Stacey Abrams Owes Georgia Voters Answers On How She Would Pay For $32 Trillion Single-Payer System

Far-left Georgia Democrat gubernatorial candidate Stacey Abrams has made it no secret that she wants to put Georgia on the path toward a Single-Payer healthcare system, yet won’t admit how she would pay for it. But with a new study showing just how costly such a plan would be for working families, she owes Georgians real answers.

The Associated Press reported yesterday that according to a new study, ‘Medicare for all’ – also known as Single-Payer – would cost $32.6 trillion and require massive tax increases, forcing working American families to pay more to shoulder the enormous burden.

This comes just weeks after another study showed that a state-level Single-Payer plan in Maryland would lead to significant tax hikes as well. With multiple studies now showing that Single-Payer would force unprecedented tax hikes on working families, Abrams owes voters an answer on how she plans to pay for her far-left scheme.

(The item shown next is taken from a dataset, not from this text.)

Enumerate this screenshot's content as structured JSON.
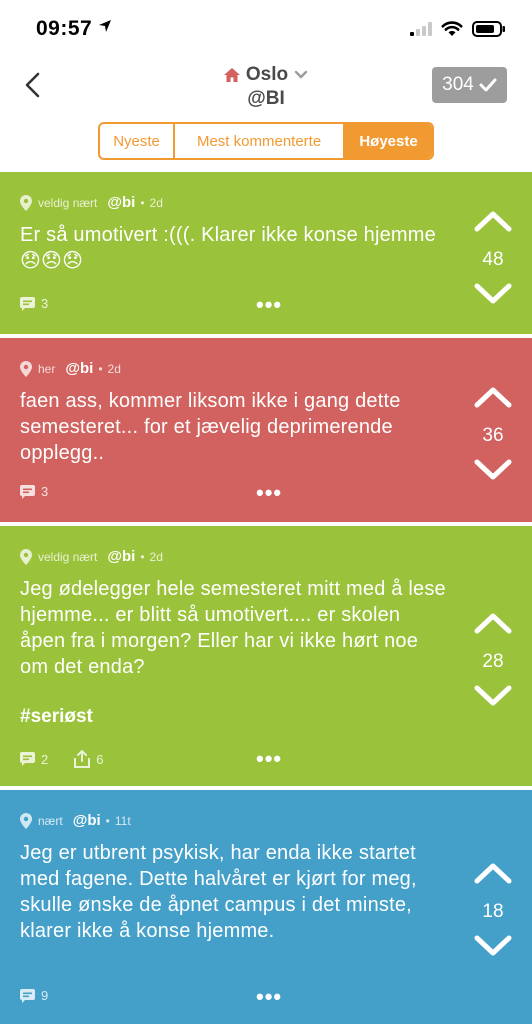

The Associated Press reports:

“Sen. Bernie Sanders’ ‘Medicare for all’ plan would increase government health care spending by $32.6 trillion over 10 years, according to a study by a university-based libertarian policy center.

That’s trillion with a ‘T.’

The latest plan from the Vermont independent would require historic tax increases as government replaces what employers and consumers now pay for health care, according to the analysis being released Monday by the Mercatus Center at George Mason University in Virginia. It would deliver significant savings on administration and drug costs, but increased demand for care would drive up spending, the analysis found.

Sanders’ plan builds on Medicare, the popular insurance program for seniors. All U.S. residents would be covered with no copays and deductibles for medical services. The insurance industry would be relegated to a minor role.

‘Enacting something like ‘Medicare for all’ would be a transformative change in the size of the federal government,’ said Charles Blahous, the study’s author. Blahous was a senior economic adviser to former President George W. Bush and a public trustee of Social Security and Medicare during the Obama administration…

The idea won broad rank-and-file support after Sanders ran on it in the 2016 Democratic presidential primaries. Looking ahead to the 2020 election, Democrats are debating whether single-payer should be a ‘litmus test’ for national candidates.”